Last week, New Jersey’s Division on Civil Rights (think: NJ’s version of the EEOC) concluded that a billing company allegedly created a hostile work environment and fired a lesbian employee who complained after a supervisor commented about her “gaydar” during a meeting.

So, a hostile work environment and retaliation.

Here’s what supposedly happened according to the Division on Civil Rights:

  • During an all-staff meeting in October 2016, the company’s Director of Business Operations, and also the Complainant’s direct supervisor, said the Complainant could use her “gaydar” to determine whether or not a new client was a lesbian.
  • This comment upset and embarrassed the Complainant, who immediately objected to the comment both verbally and in a follow-up email to her supervisor.
  • During a face-to-face meeting that evening, the supervisor whose sister is employed as Human Resources Coordinator explained to Complainant that she felt it was acceptable to joke about the Complainant’s “gaydar” at the meeting because she’d overheard the Complainant herself joking about her sexuality, and using the term “gaydar” in the workplace.
  • At that point in the conversation, the Complainant asked to speak directly with the company’s owner about the incident.
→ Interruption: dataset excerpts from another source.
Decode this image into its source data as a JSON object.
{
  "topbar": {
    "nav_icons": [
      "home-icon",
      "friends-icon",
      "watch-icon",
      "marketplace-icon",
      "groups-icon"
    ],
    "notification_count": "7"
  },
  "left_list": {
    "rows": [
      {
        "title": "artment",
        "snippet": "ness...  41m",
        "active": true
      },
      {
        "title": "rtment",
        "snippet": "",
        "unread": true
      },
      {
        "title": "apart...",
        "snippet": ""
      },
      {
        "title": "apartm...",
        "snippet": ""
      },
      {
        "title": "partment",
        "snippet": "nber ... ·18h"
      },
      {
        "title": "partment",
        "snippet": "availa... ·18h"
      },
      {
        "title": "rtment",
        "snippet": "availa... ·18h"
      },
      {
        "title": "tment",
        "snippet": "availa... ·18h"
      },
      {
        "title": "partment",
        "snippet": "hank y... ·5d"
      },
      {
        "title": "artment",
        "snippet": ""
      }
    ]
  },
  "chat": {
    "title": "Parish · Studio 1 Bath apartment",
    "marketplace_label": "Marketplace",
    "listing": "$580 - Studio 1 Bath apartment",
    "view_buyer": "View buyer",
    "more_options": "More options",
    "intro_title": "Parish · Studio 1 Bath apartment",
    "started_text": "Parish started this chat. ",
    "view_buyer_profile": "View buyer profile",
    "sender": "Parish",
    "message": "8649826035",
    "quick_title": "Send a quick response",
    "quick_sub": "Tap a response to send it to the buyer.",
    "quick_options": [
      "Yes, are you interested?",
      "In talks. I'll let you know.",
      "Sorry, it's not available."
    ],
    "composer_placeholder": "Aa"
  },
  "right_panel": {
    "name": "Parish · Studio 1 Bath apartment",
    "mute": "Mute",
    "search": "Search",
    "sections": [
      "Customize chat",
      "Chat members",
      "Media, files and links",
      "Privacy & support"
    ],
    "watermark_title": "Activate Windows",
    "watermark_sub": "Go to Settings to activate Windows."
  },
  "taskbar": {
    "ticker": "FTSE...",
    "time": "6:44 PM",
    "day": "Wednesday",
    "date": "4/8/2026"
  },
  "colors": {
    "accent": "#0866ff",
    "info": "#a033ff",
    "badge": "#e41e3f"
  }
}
The supervisor reacted by immediately firing the Complainant.

In its Finding of Probable Cause, the Division on Civil Rights concluded that there was probable cause that the company violated New Jersey’s Law Against Discrimination by not only creating a hostile work environment based on the Complainant’s sexual orientation but also because it retaliated against her for complaining about the October 2016 incidents:

Said Division on Civil Rights Director Rachel Wainer Apter, “Here, Complainant’s supervisor not only outed Complainant to a new employee during an all-staff meeting and indicated that a client’s sexual orientation would somehow be relevant to her business, she also immediately fired Complainant after she raised concern about the incident.
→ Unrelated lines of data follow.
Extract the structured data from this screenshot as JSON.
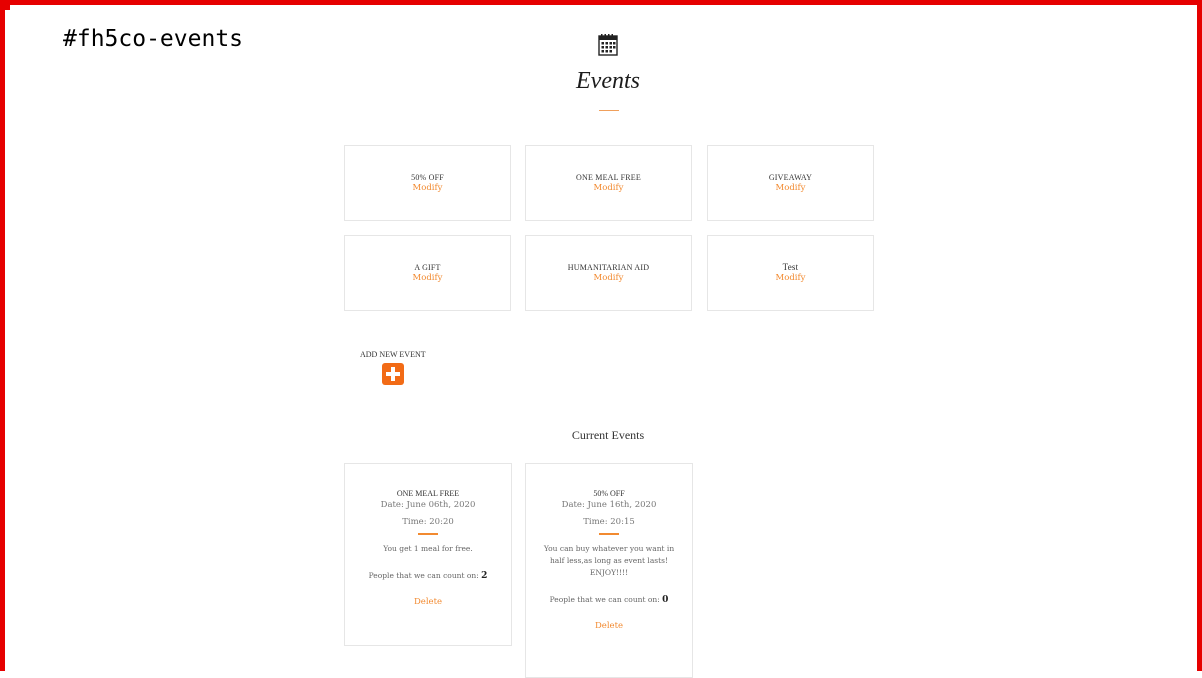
{
  "section_id": "#fh5co-events",
  "heading": "Events",
  "events": [
    {
      "name": "50% OFF",
      "modify": "Modify"
    },
    {
      "name": "ONE MEAL FREE",
      "modify": "Modify"
    },
    {
      "name": "GIVEAWAY",
      "modify": "Modify"
    },
    {
      "name": "A GIFT",
      "modify": "Modify"
    },
    {
      "name": "HUMANITARIAN AID",
      "modify": "Modify"
    },
    {
      "name": "Test",
      "modify": "Modify"
    }
  ],
  "add_event_label": "ADD NEW EVENT",
  "current_events_title": "Current Events",
  "current_events": [
    {
      "name": "ONE MEAL FREE",
      "date": "Date: June 06th, 2020",
      "time": "Time: 20:20",
      "description": "You get 1 meal for free.",
      "people_label": "People that we can count on:",
      "people_count": "2",
      "delete": "Delete"
    },
    {
      "name": "50% OFF",
      "date": "Date: June 16th, 2020",
      "time": "Time: 20:15",
      "description": "You can buy whatever you want in half less,as long as event lasts! ENJOY!!!!",
      "people_label": "People that we can count on:",
      "people_count": "0",
      "delete": "Delete"
    }
  ],
  "colors": {
    "accent": "#f28a30",
    "add_button": "#f26b16",
    "frame_border": "#e60000"
  },
  "icons": {
    "section": "calendar-icon",
    "add": "plus-icon"
  }
}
“And because the Human Resources Coordinator was the supervisor’s sister, Complainant had nowhere else to report the incident,” Director Wainer Apter added. “Employers need to be aware of what constitutes discrimination and retaliation under the LAD, and make sure they have mechanisms in place that ensure that the individual accused of discriminatory conduct is not the person charged with investigating her or his own conduct.”

The Division on Civil Rights also concluded that the supervisor’s single comment “was sufficiently severe that a reasonable employee in Complainant’s position could find her work environment hostile or abusive.”

Actually, outside of NJ, your mileage may vary.

If you conduct business in a state or city in which local law expressly prohibits discrimination based on sexual orientation, then a similar fact pattern may produce the same outcome in your area.

But, in federal court; well, it depends.

Many courts have concluded that Title VII of the Civil Rights Act of 1964 does not cover claims of discrimination based on sexual orientation. However, the Supreme Court in Oncale v. Sundowner Offshore Servs., Inc., concluded that Title VII does create a cause of action for same-sex sexual harassment provided that the plaintiff can produce

  1. credible evidence that the harasser is gay,
  2. evidence that clarifies that the harasser is motivated by general hostility to the presence of the same sex in the workplace, or
  3. comparative evidence about how the alleged harasser treated members of both sexes in a mixed-sex workplace.

If that sounds difficult to prove, that’s because it is.

Plus, the employer could argue that if the employee didn’t have a good faith belief that he/she could satisfy the Oncale test when he/she complained, then the employee would not be able to pursue a retaliation claim if the company fires her for complaining.

So what should your business do?

Well, the easy answer is don’t discriminate.

But, the better answer is to train your employees and managers that comments or jokes about sexual orientation (or other protected classes) made without any intent to harass can still create problems. This is true even if the harasser reasonably believes that the comment won’t offend the victim. Indeed, the standard for a hostile work environment is an objective one, based on what a reasonable employee would find offensive.